USA: Explaining how the Lacey Act is expected to stop illegal logging

Earth’s tree cover helps store carbon dioxide and moderate ground
temperatures. But society’s voracious appetite for wood products and
cleared land has fostered rampant deforestation around the globe. Many
trees are rapidly disappearing even from forests that are ostensibly
protected by law. A new U.S. regulation that went into effect earlier
this week has the potential to dramatically dampen trade in those
poached trees. The Lacey Act prohibits trade in protected species.
When President William McKinley signed it into law 108 years ago, this
anti-poaching statute — the nation’s oldest wildlife-protection
regulation — covered only game and wild birds. Over the years, it has
been extended to prohibit interstate or international importation of
protected or illegally gained species.

On Dec. 15, a new amendment
went into effect that further extends the law’s reach; it now
prohibits U.S. trade that aids and abets illegal logging.
Specifically, the new amendment makes it “unlawful to import, export,
transport, sell, receive, acquire, or purchase in interstate or
foreign commerce any plant, with some limited exceptions, taken,
possessed, transported or sold in violation of the laws of the United
States, a State, an Indian tribe, or any foreign law that protects
plants.” Admittedly, that’s quite a mouthful. But one primary intent
of the law was to shut down illegal logging — especially overseas — by
drying up the U.S. market for any resulting wood products (from lumber
and furniture to paper).

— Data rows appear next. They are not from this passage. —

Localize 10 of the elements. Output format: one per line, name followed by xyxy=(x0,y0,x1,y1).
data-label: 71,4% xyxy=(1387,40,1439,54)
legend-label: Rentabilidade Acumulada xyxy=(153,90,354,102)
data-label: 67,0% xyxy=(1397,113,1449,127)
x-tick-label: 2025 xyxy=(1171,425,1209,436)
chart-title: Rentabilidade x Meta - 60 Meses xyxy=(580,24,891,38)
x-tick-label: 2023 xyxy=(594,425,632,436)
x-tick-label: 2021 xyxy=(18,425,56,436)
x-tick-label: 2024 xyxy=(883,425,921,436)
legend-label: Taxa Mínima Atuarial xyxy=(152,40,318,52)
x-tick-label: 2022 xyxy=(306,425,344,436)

At a briefing this morning, World Resources
Institute president Jonathan Lash noted that because no one can look
at a piece of wood, much less wood chips or paper, and determine
whether its parent tree had been harvested legally, the law puts the
onus on mills and those who use wood products to ensure that none of
their feedstock had been acquired illegally. For instance, if a
facility milled 1,000 trees, of which even a few had been harvested
illegally, then all products from that mill would be prohibited access
to U.S. markets. If shipments from such mills could be traced to a
U.S. port or air strip, federal enforcement officials would have the
right to seize the cargo and impose stiff fines on the exporters.